Use BPF_PERF_OUTPUT for fileslower and stacksnoop
diff --git a/tools/stacksnoop.py b/tools/stacksnoop.py
index cdc3c42..421ce1b 100755
--- a/tools/stacksnoop.py
+++ b/tools/stacksnoop.py
@@ -20,7 +20,8 @@
 from __future__ import print_function
 from bcc import BPF
 import argparse
-import re
+import ctypes as ct
+import time
 
 # arguments
 examples = """examples:
@@ -50,20 +51,30 @@
 # define BPF program
 bpf_text = """
 #include <uapi/linux/ptrace.h>
+#include <linux/sched.h>
+
+struct data_t {
+    u64 stack_id;
+    u32 pid;
+    char comm[TASK_COMM_LEN];
+};
 
 BPF_STACK_TRACE(stack_traces, 128)
+BPF_PERF_OUTPUT(events);
 
 void trace_stack(struct pt_regs *ctx) {
+    u32 pid = bpf_get_current_pid_tgid();
     FILTER
-    int stack_id = stack_traces.get_stackid(ctx, BPF_F_REUSE_STACKID);
-    if (stack_id >= 0)
-        bpf_trace_printk("stack_id=%d\\n", stack_id);
+    struct data_t data = {};
+    data.stack_id = stack_traces.get_stackid(ctx, BPF_F_REUSE_STACKID),
+    data.pid = pid;
+    bpf_get_current_comm(&data.comm, sizeof(data.comm));
+    events.perf_submit(ctx, &data, sizeof(data));
 }
 """
 if args.pid:
     bpf_text = bpf_text.replace('FILTER',
-        ('u32 pid; pid = bpf_get_current_pid_tgid(); ' +
-        'if (pid != %s) { return; }') % (args.pid))

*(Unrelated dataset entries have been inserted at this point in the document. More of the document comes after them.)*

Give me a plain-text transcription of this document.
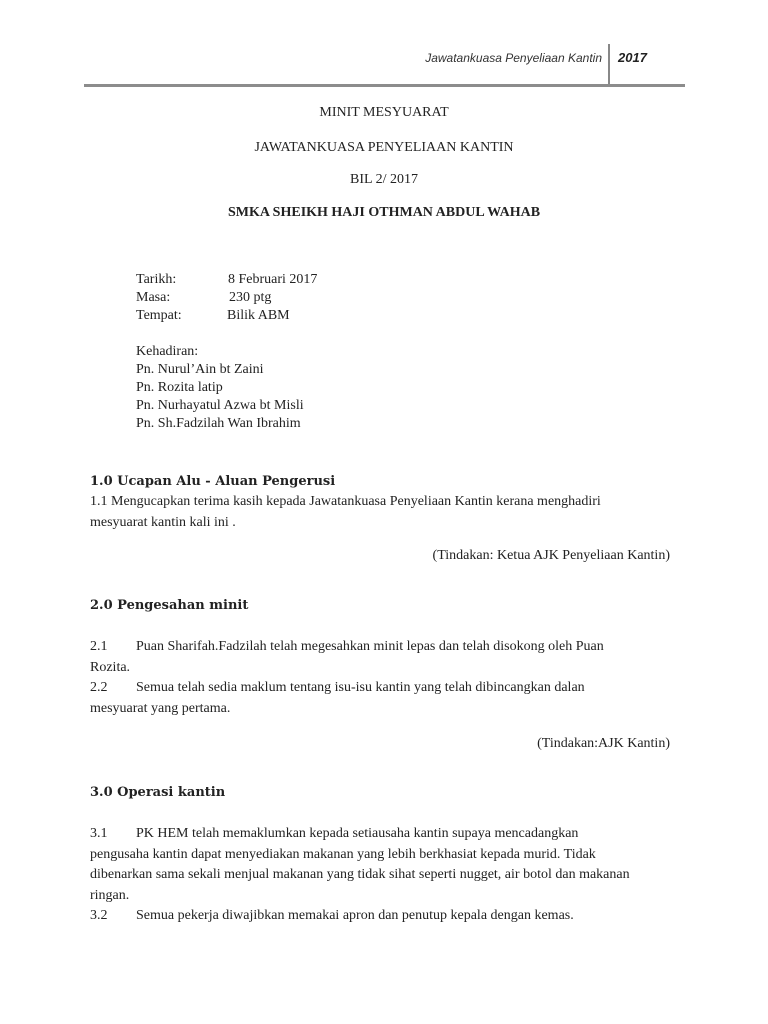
Jawatankuasa Penyeliaan Kantin 2017
MINIT MESYUARAT
JAWATANKUASA PENYELIAAN KANTIN
BIL 2/ 2017
SMKA SHEIKH HAJI OTHMAN ABDUL WAHAB
Tarikh:	8 Februari 2017
Masa:	230 ptg
Tempat:	Bilik ABM
Kehadiran:
Pn. Nurul’Ain bt Zaini
Pn. Rozita latip
Pn. Nurhayatul Azwa bt Misli
Pn. Sh.Fadzilah Wan Ibrahim
1.0 Ucapan Alu - Aluan Pengerusi
1.1 Mengucapkan terima kasih kepada Jawatankuasa Penyeliaan Kantin kerana menghadiri
mesyuarat kantin kali ini .
(Tindakan: Ketua AJK Penyeliaan Kantin)
2.0 Pengesahan minit
2.1 Puan Sharifah.Fadzilah telah megesahkan minit lepas dan telah disokong oleh Puan
Rozita.
2.2 Semua telah sedia maklum tentang isu-isu kantin yang telah dibincangkan dalan
mesyuarat yang pertama.
(Tindakan:AJK Kantin)
3.0 Operasi kantin
3.1 PK HEM telah memaklumkan kepada setiausaha kantin supaya mencadangkan
pengusaha kantin dapat menyediakan makanan yang lebih berkhasiat kepada murid. Tidak
dibenarkan sama sekali menjual makanan yang tidak sihat seperti nugget, air botol dan makanan
ringan.
3.2 Semua pekerja diwajibkan memakai apron dan penutup kepala dengan kemas.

+        'if (pid != %s) { return; }' % args.pid)
 else:
     bpf_text = bpf_text.replace('FILTER', '')
 if debug:
@@ -72,33 +83,48 @@
 # initialize BPF
 b = BPF(text=bpf_text)
 b.attach_kprobe(event=function, fn_name="trace_stack")
+
+TASK_COMM_LEN = 16  # linux/sched.h
+
+class Data(ct.Structure):
+    _fields_ = [
+        ("stack_id", ct.c_ulonglong),
+        ("pid", ct.c_uint),
+        ("comm", ct.c_char * TASK_COMM_LEN),
+    ]
+
 matched = b.num_open_kprobes()
 if matched == 0:
     print("Function \"%s\" not found. Exiting." % function)
     exit()
 
 stack_traces = b.get_table("stack_traces")
-msg_regexp = re.compile("stack_id=(\d+)")
+start_ts = time.time()
 
 # header
 if verbose:
-    print("%-18s %-12s %-6s %-3s %s" % ("TIME(s)", "COMM", "PID", "CPU", "SYSCALL"))
+    print("%-18s %-12s %-6s %-3s %s" %
+            ("TIME(s)", "COMM", "PID", "CPU", "FUNCTION"))
 else:
-    print("%-18s %s" % ("TIME(s)", "SYSCALL"))
+    print("%-18s %s" % ("TIME(s)", "FUNCTION"))
 
-# format output
+def print_event(cpu, data, size):
+    event = ct.cast(data, ct.POINTER(Data)).contents
+
+    ts = time.time() - start_ts
+
+    if verbose:
+        print("%-18.9f %-12.12s %-6d %-3d %s" % (ts, event.comm, event.pid, cpu,
+                function))
+    else:
+        print("%-18.9f %s" % (ts, function))
+
+    for addr in stack_traces.walk(event.stack_id):
+        sym = b.ksymaddr(addr) if offset else b.ksym(addr)
+        print("\t%016x %s" % (addr, sym))
+
+    print()
+
+b["events"].open_perf_buffer(print_event)
 while 1:
-    (task, pid, cpu, flags, ts, msg) = b.trace_fields()
-    m = msg_regexp.match(msg)
-    if m:
-        if verbose:
-            print("%-18.9f %-12.12s %-6d %-3d %s" % (ts, task, pid, cpu, function))
-        else:
-            print("%-18.9f %s" % (ts, function))
-
-        stack_id = int(m.group(1))
-        for addr in stack_traces.walk(stack_id):
-            sym = b.ksymaddr(addr) if offset else b.ksym(addr)
-            print("\t%016x %s" % (addr, sym))
-
-        print()
+    b.kprobe_poll()